Download the file from the link we generated above using the identifiers provided by you. And then you can unzip the .gz file to get the required file!

In [None]:
wget.download(link)

In [None]:
downloaded_file = species + '.' + bioproject + '.' + wormbase_id + '.' + descriptor + '.' + extension
with gzip.open(downloaded_file + '.gz', 'rb') as f_in:
    with open(downloaded_file, 'wb') as f_out:
        shutil.copyfileobj(f_in, f_out)

#### Downloading the reference genome for Caenorhabditis elegans

In [None]:
#Generate the link for the reference genome

species = 'c_elegans'
bioproject = 'PRJNA13758'
wormbase_id = 'WS280'
descriptor = 'genomic'
extension = 'fa'
link = 'ftp://ftp.wormbase.org/pub/wormbase/releases/current-development-release/species/' + species \
+ '/' + bioproject + '/' + species + '.' + bioproject + '.' + wormbase_id + '.' + descriptor + '.' + \
extension + '.gz'

In [None]:
#Download the reference genome
wget.download(link)
downloaded_file = species + '.' + bioproject + '.' + wormbase_id + '.' + descriptor + '.' + extension
with gzip.open(downloaded_file + '.gz', 'rb') as f_in:
    with open(downloaded_file, 'wb') as f_out:
        shutil.copyfileobj(f_in, f_out)

### Downloading ontology data files belonging to current development release

The following cells deal with accessing and downloading the required ontology data from the current development release.

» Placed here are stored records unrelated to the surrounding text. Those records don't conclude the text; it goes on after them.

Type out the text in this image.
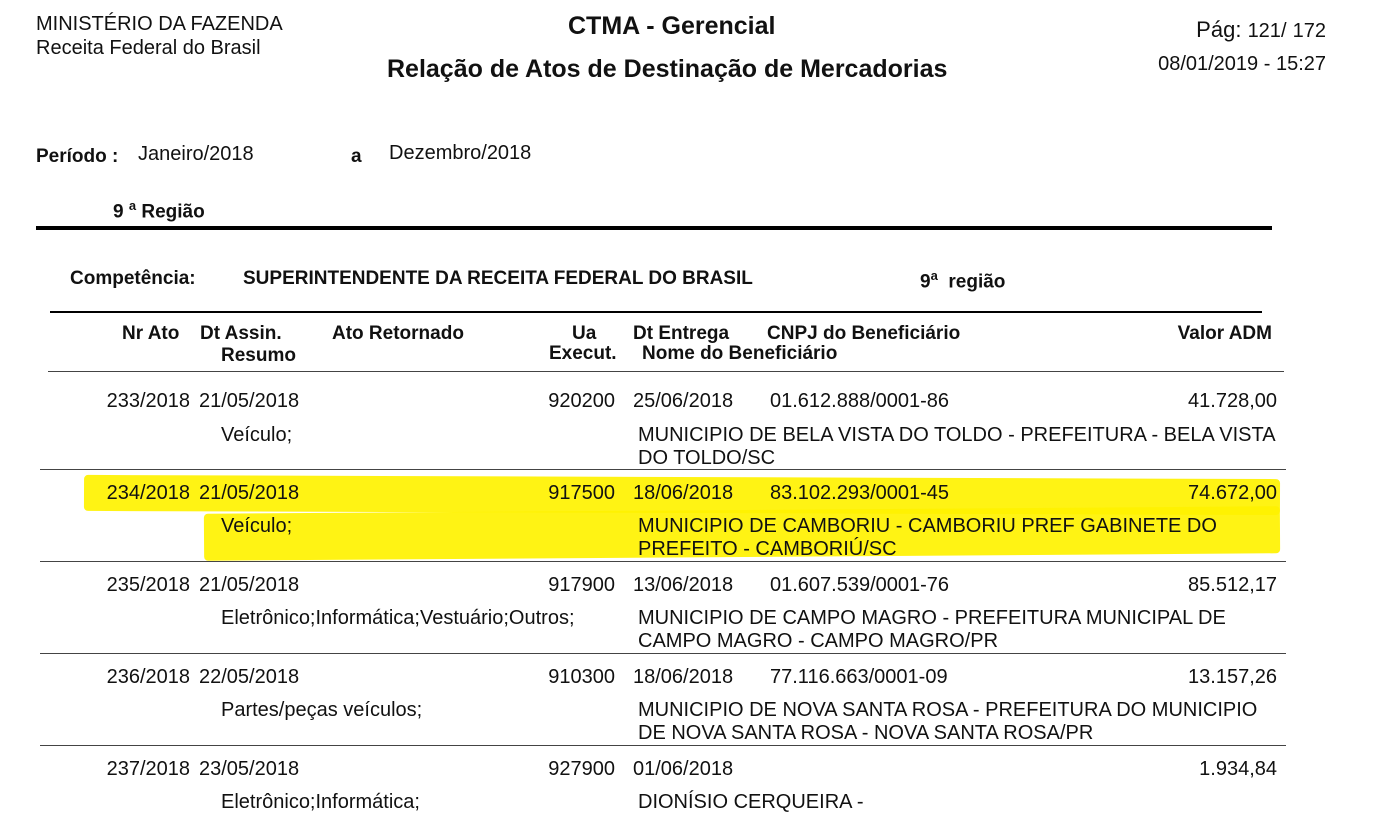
MINISTÉRIO DA FAZENDA
Receita Federal do Brasil
CTMA - Gerencial
Relação de Atos de Destinação de Mercadorias
Pág: 121/ 172
08/01/2019 - 15:27
Período : Janeiro/2018	a Dezembro/2018
9 $^a$ Região
Competência: SUPERINTENDENTE DA RECEITA FEDERAL DO BRASIL	9$^a$ região
Nr Ato Dt Assin.
Resumo
Ato Retornado	Ua
Execut.
Dt Entrega CNPJ do Beneficiário
Nome do Beneficiário
Valor ADM
233/2018 21/05/2018	920200 25/06/2018 01.612.888/0001-86	41.728,00
Veículo;	MUNICIPIO DE BELA VISTA DO TOLDO - PREFEITURA - BELA VISTA DO TOLDO/SC
234/2018 21/05/2018	917500 18/06/2018 83.102.293/0001-45	74.672,00
Veículo;	MUNICIPIO DE CAMBORIU - CAMBORIU PREF GABINETE DO PREFEITO - CAMBORIÚ/SC
235/2018 21/05/2018	917900 13/06/2018 01.607.539/0001-76	85.512,17
Eletrônico;Informática;Vestuário;Outros;	MUNICIPIO DE CAMPO MAGRO - PREFEITURA MUNICIPAL DE CAMPO MAGRO - CAMPO MAGRO/PR
236/2018 22/05/2018	910300 18/06/2018 77.116.663/0001-09	13.157,26
Partes/peças veículos;	MUNICIPIO DE NOVA SANTA ROSA - PREFEITURA DO MUNICIPIO DE NOVA SANTA ROSA - NOVA SANTA ROSA/PR
237/2018 23/05/2018	927900 01/06/2018	1.934,84
Eletrônico;Informática;	DIONÍSIO CERQUEIRA -
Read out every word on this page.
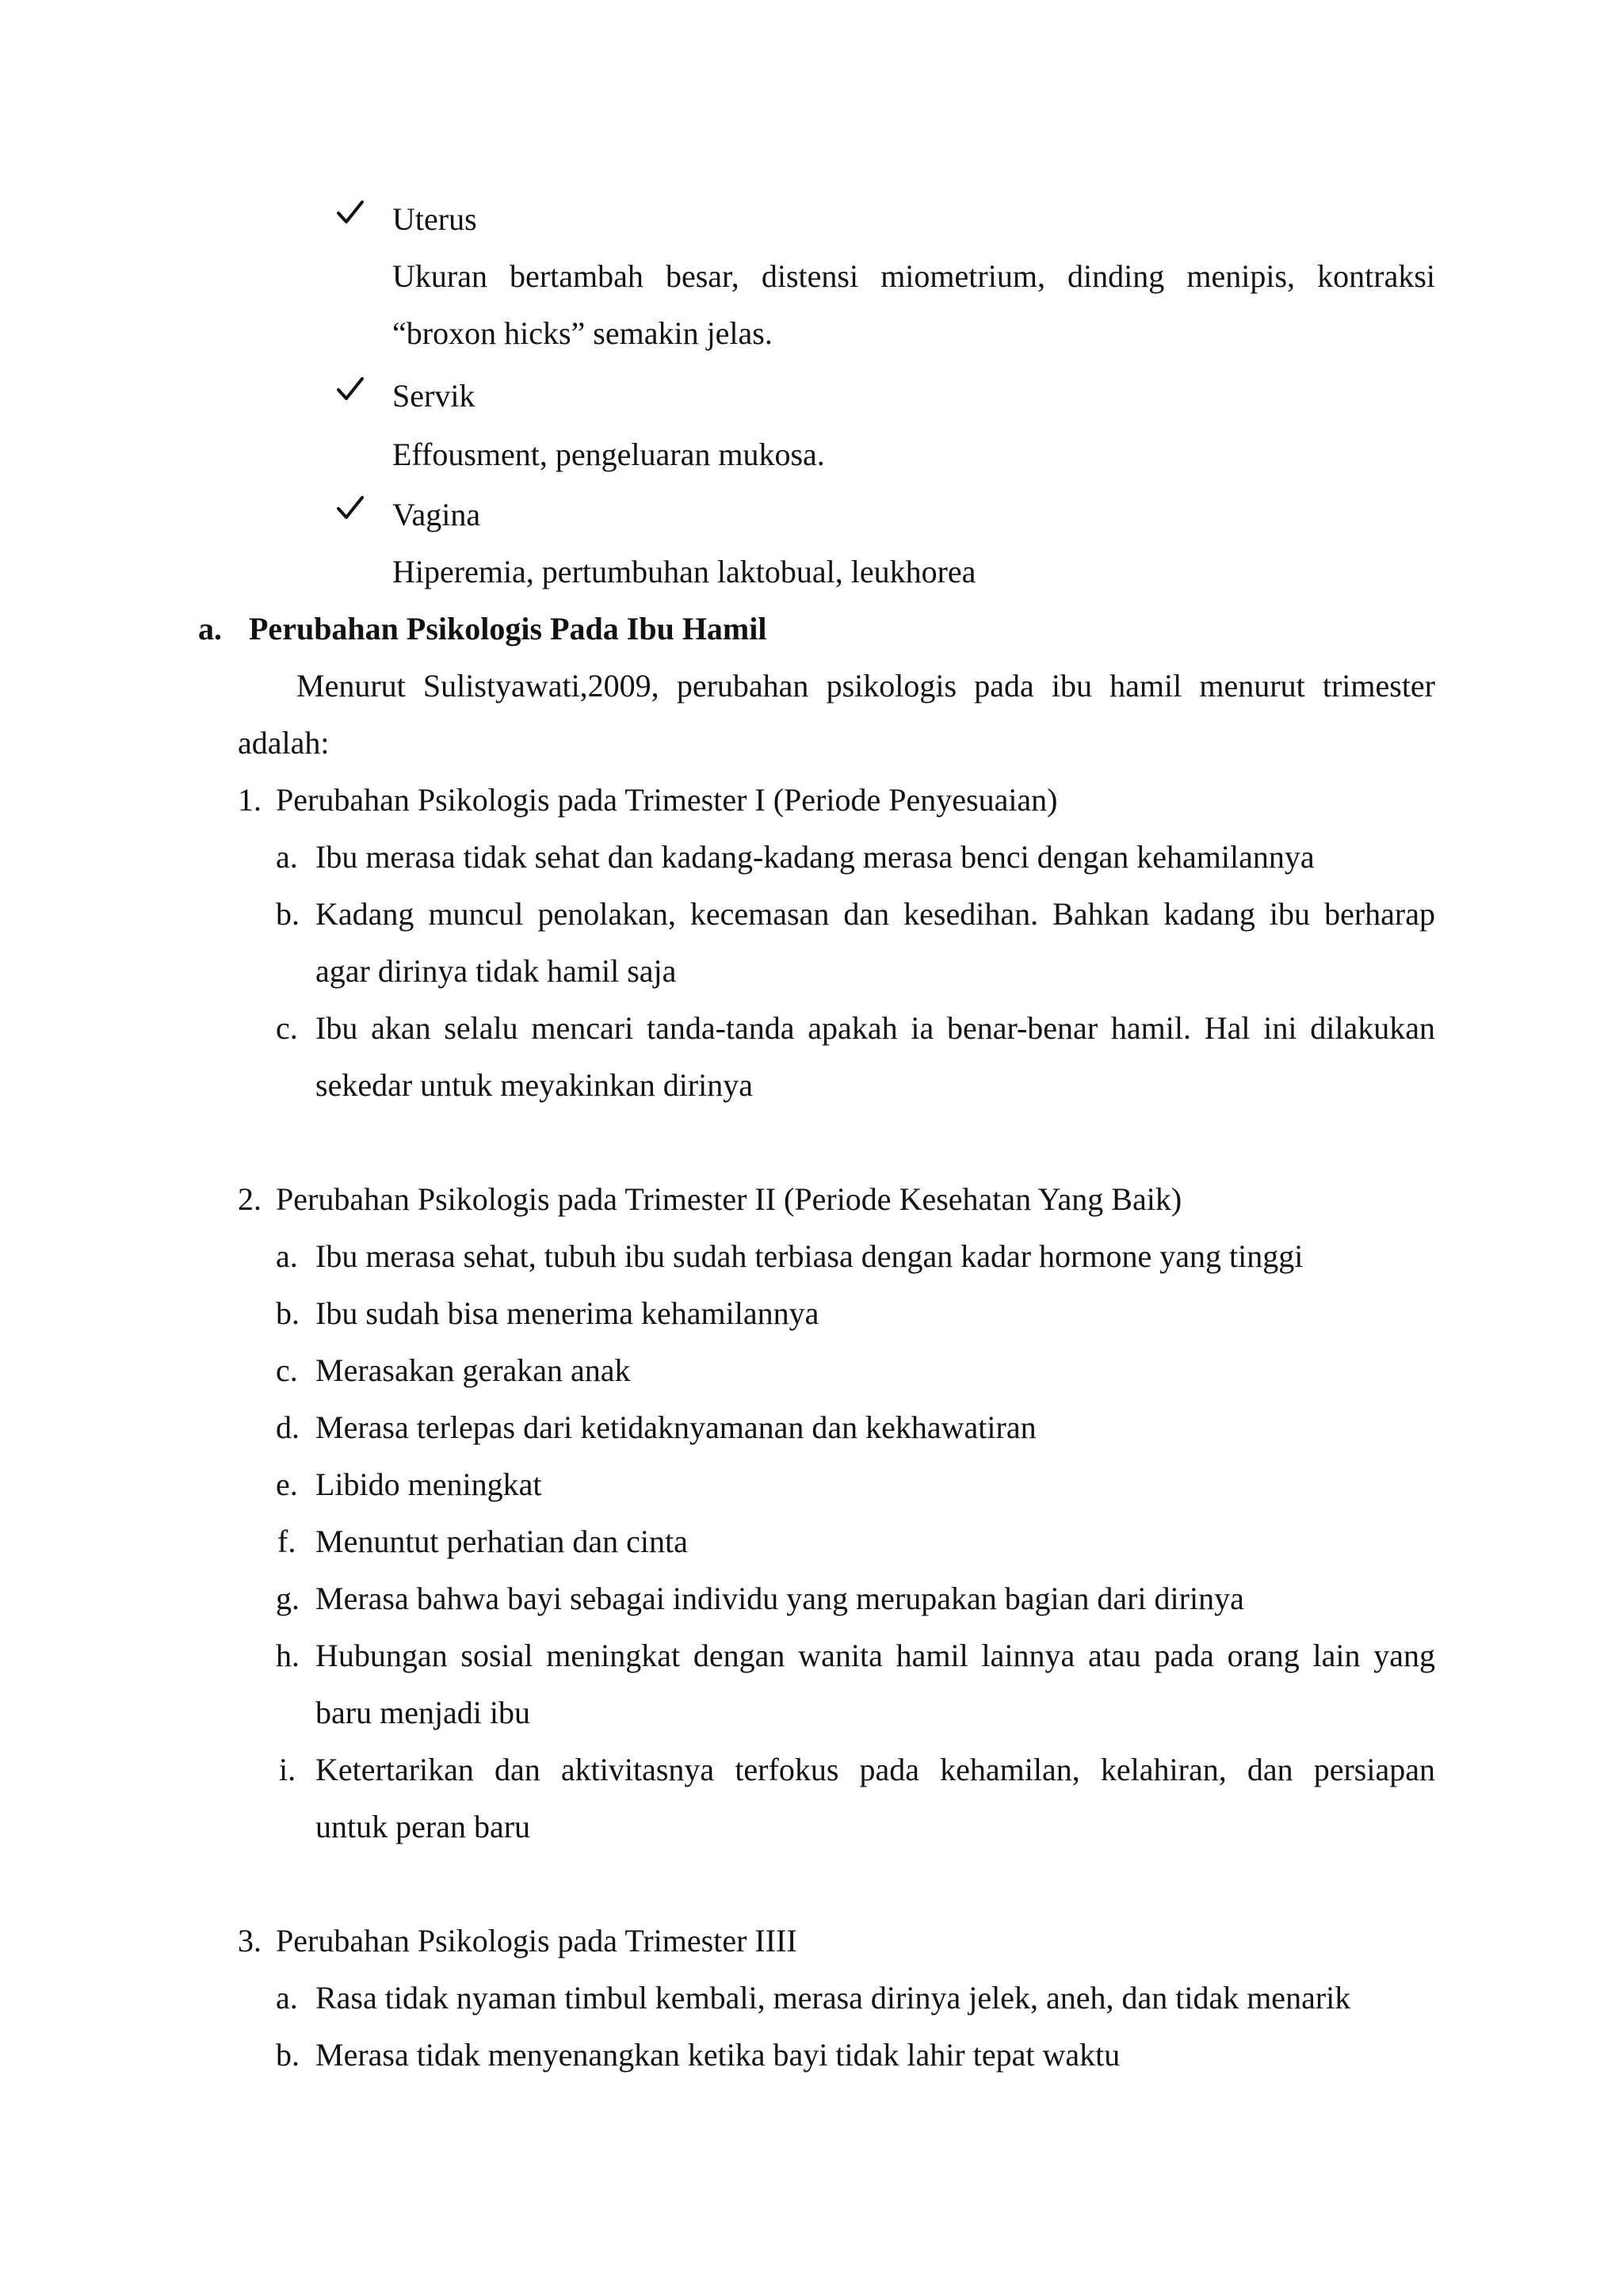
Uterus
Ukuran bertambah besar, distensi miometrium, dinding menipis, kontraksi
“broxon hicks” semakin jelas.
Servik
Effousment, pengeluaran mukosa.
Vagina
Hiperemia, pertumbuhan laktobual, leukhorea
a. Perubahan Psikologis Pada Ibu Hamil
Menurut Sulistyawati,2009, perubahan psikologis pada ibu hamil menurut trimester
adalah:
1. Perubahan Psikologis pada Trimester I (Periode Penyesuaian)
a. Ibu merasa tidak sehat dan kadang-kadang merasa benci dengan kehamilannya
b. Kadang muncul penolakan, kecemasan dan kesedihan. Bahkan kadang ibu berharap
agar dirinya tidak hamil saja
c. Ibu akan selalu mencari tanda-tanda apakah ia benar-benar hamil. Hal ini dilakukan
sekedar untuk meyakinkan dirinya
2. Perubahan Psikologis pada Trimester II (Periode Kesehatan Yang Baik)
a. Ibu merasa sehat, tubuh ibu sudah terbiasa dengan kadar hormone yang tinggi
b. Ibu sudah bisa menerima kehamilannya
c. Merasakan gerakan anak
d. Merasa terlepas dari ketidaknyamanan dan kekhawatiran
e. Libido meningkat
f. Menuntut perhatian dan cinta
g. Merasa bahwa bayi sebagai individu yang merupakan bagian dari dirinya
h. Hubungan sosial meningkat dengan wanita hamil lainnya atau pada orang lain yang
baru menjadi ibu
i. Ketertarikan dan aktivitasnya terfokus pada kehamilan, kelahiran, dan persiapan
untuk peran baru
3. Perubahan Psikologis pada Trimester IIII
a. Rasa tidak nyaman timbul kembali, merasa dirinya jelek, aneh, dan tidak menarik
b. Merasa tidak menyenangkan ketika bayi tidak lahir tepat waktu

Change the variables based on what you need. We can also list the files in a directory in case you need to see the available files in a directory before assigning your variables.

In [None]:
#List the available ontology data in the current development release:
print(*ftp.nlst('releases/current-development-release/ONTOLOGY'), sep = "\n")

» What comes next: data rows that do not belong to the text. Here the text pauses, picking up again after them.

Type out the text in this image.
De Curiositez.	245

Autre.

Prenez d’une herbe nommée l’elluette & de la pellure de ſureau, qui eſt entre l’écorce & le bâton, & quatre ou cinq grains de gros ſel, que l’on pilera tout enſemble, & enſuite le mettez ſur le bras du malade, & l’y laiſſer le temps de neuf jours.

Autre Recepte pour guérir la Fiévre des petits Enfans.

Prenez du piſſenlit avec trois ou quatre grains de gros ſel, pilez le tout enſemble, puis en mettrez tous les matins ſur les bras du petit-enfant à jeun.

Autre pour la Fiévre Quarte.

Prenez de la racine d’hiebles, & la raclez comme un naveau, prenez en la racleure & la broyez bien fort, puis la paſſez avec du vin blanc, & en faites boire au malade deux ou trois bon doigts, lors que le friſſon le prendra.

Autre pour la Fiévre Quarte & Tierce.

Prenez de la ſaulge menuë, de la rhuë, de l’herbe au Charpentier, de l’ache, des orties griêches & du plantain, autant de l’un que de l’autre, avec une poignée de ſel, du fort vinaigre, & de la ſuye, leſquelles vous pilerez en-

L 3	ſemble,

Assign the data_type and species based on your requirement and also availabity (from output of previous cell)

Remember - the data_type variable can have any one of these values: 

_anatomy_association

_anatomy_ontology

_development_association

_development_ontology

_disease_association

_disease_ontology

_gene_association

_gene_ontology

_phenotype_association

_phenotype_ontology

_rnai_phenotypes

_rnai_phenotypes_quick

In [None]:
data_type = 'gene_association'

Remember - the species variable can have any one of these values:

b_malayi

c_brenneri

c_briggsae

c_elegans

c_japonica

c_remanei

o_volvulus

p_pacificus

s_ratti

t_muris


In [4]:
species = 'c_elegans'

The WormBase ID for the current developement release (as on June 2021) is WS280.

In [None]:
wormbase_id = 'WS280'

In [None]:
#Generate the link for extracting the data
if (species != ''):
    species = '.' + species

if (data_type[-8:]=='ontology'):
    link = 'ftp://ftp.wormbase.org/pub/wormbase/releases/current-development-release/ONTOLOGY/' + data_type \
    + '.' + wormbase_id + '.obo'
elif (data_type[4:]=='rnai'):
    link = 'ftp://ftp.wormbase.org/pub/wormbase/releases/current-development-release/ONTOLOGY/' + data_type \
    + '.' + wormbase_id + '.wb.c_elegans'
elif (data_type == 'disease_association'):
    link = 'ftp://ftp.wormbase.org/pub/wormbase/releases/current-development-release/ONTOLOGY/' + data_type \
    + '.' + wormbase_id + '.daf.txt' + species
else :
    link = 'ftp://ftp.wormbase.org/pub/wormbase/releases/current-development-release/ONTOLOGY/' + data_type \
    + '.' + wormbase_id + '.wb' + species

In [None]:
wget.download(link)

This is the end of the first tutorial for WormBase data! This tutorial dealt with extracting WormBase data from the FTP site easily and programatically. 

In the next tutorial, we will use intermine to access the WormMine site and retrieve data from WormBase in another way.